2. Prime Now is food-heavy
. After logging in, I’m prompted to explore categories like Super Bowl Snacks & Drinks, Game Day Foods, Candy, Frozen Foods, Refrigerated Foods, Bakery, Organic …. The list goes on. Coincidentally, I received my first box from Blue Apron, a food service that delivers weekly packages of ingredients along with cooking instructions, earlier this afternoon. Amazon’s heavy food focus feels like a direct response to the surging popularity of on-demand dinner kits. Sorry, Harris Teeter Express Lane. We hardly knew ye.
3. The assortment is pretty limited—and very weird.
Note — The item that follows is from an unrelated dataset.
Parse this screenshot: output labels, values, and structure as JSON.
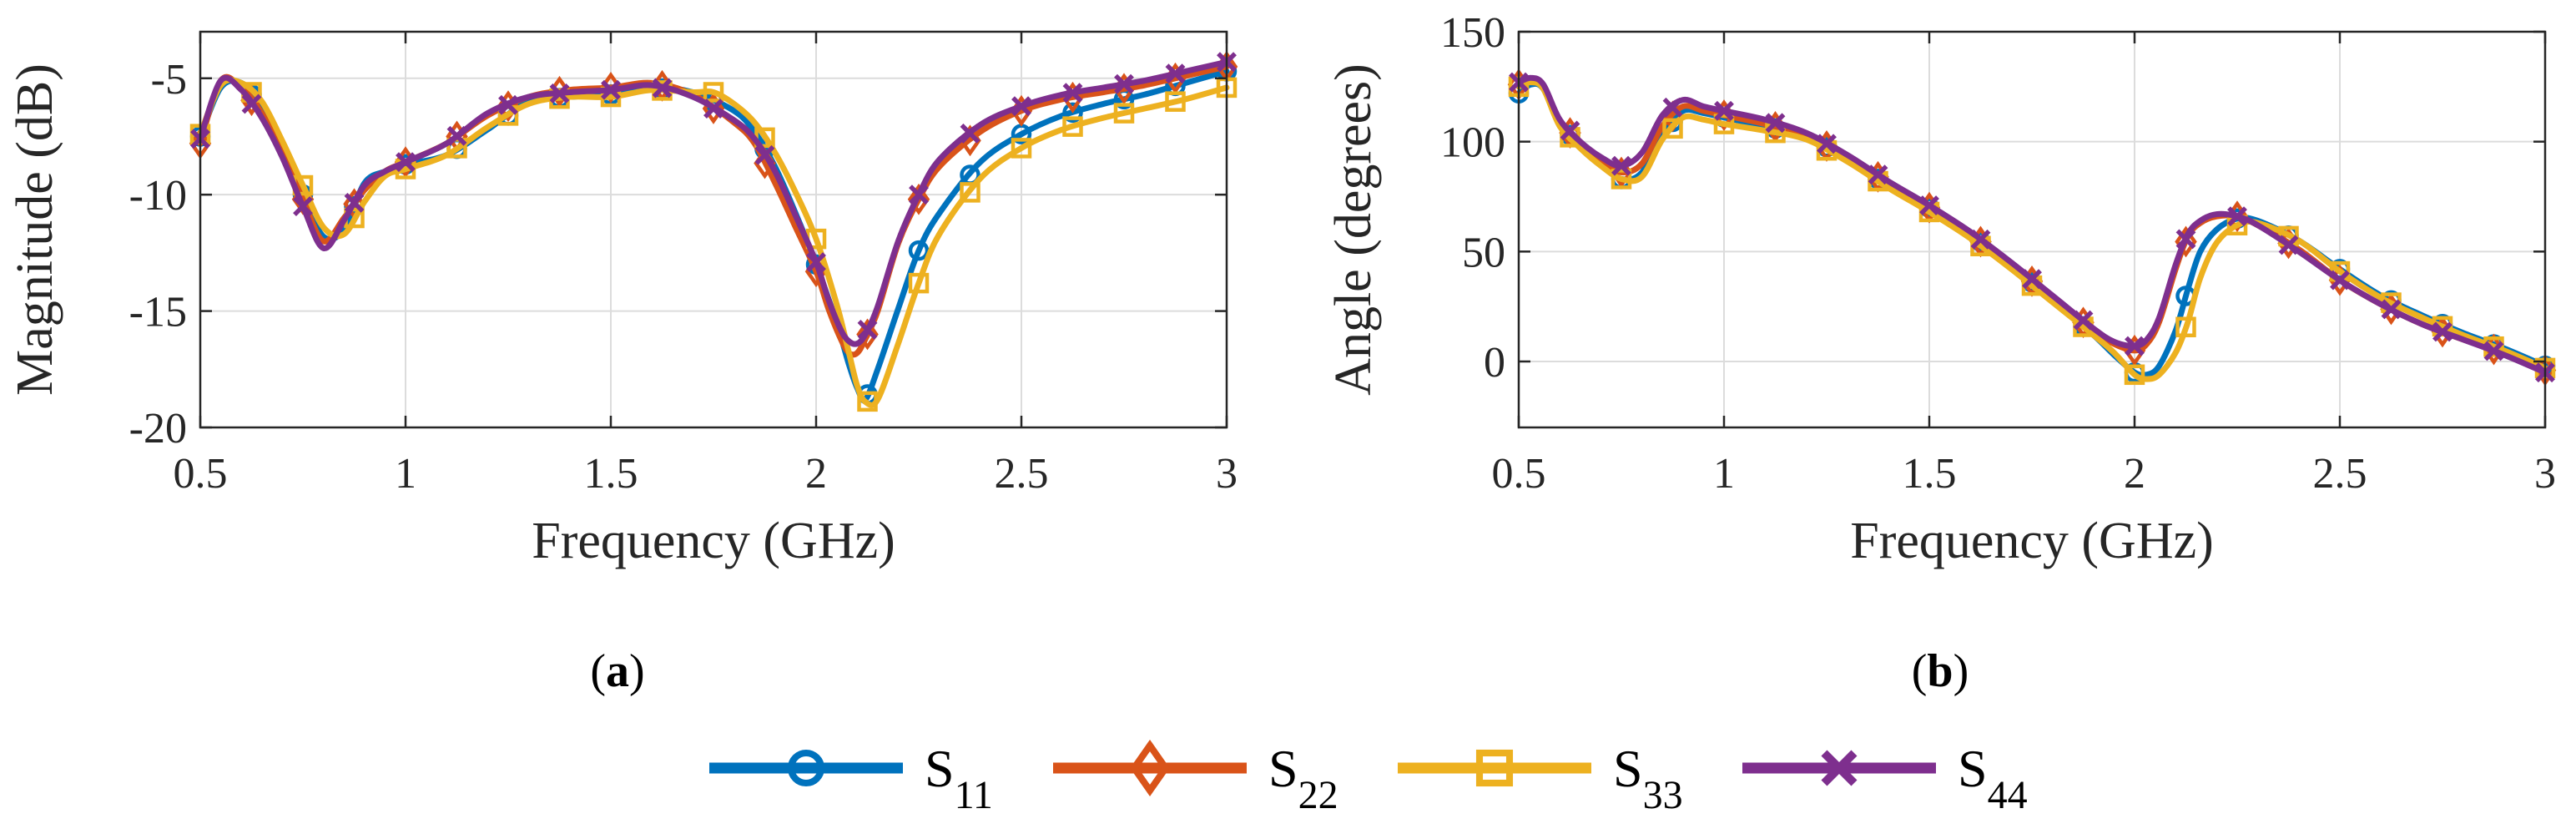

In the Super Bowl category, I’m presented with a 15-ounce Medium Con Queso Tostitos Dip, followed by a 24-pack of Aquafina bottled water, and then another Tostitos Dip (this one 15.5 ounces). There are five different Starbucks Frappuccino varieties from which to choose. I add some Haribo gummy bears to my cart, because they are 98 cents. Game Day Party breaks things down into more specific food categories, like beverages and chips, but ends with home theater—in case you want to impulse-buy a new HDTV to go with your Medium Con Queso. You can order cold beverages. You can order eggs. Prime Now doesn’t stock kava tea, though they will deliver lemon spearmint. No thanks.
4. There’s a minimum purchase for delivery, and couriers expect a tip.
You have to spend at least $20 to qualify for Prime Now, and your delivery window is based upon courier availability. I wasn’t able to get my gummies dropped at my doorstep until—gasp—a full 24 hours (!) after ordering, though I imagine this will improve as the service is rolled out. Finally, Prime Now is not free-free. It’s the kind of free that comes with an asterisk, the kind of free that automatically adds a $5 tip to your bill. My driver—an independent contractor working her first day with the service—was paid $18 to make deliveries during a two-hour shift. Like a pizza driver, she is responsible for providing her own car, gas, and insurance. The rest of her income comes from tips. (Note: Prime Now, like Uber FedEx before it, is currently facing a class-action lawsuit from independent contractors who claim the service pays below minimum wage in some markets.)
5. Your shit does not come in a box.
If you add a massive quantity of toilet paper to your order to hit the $20 delivery threshold, and then have your order delivered to your place of employment, all of your coworkers will see exactly what you bought, cradled in the arms of a smiling delivery driver. Your shit will arrive quickly, but it will not come in a box.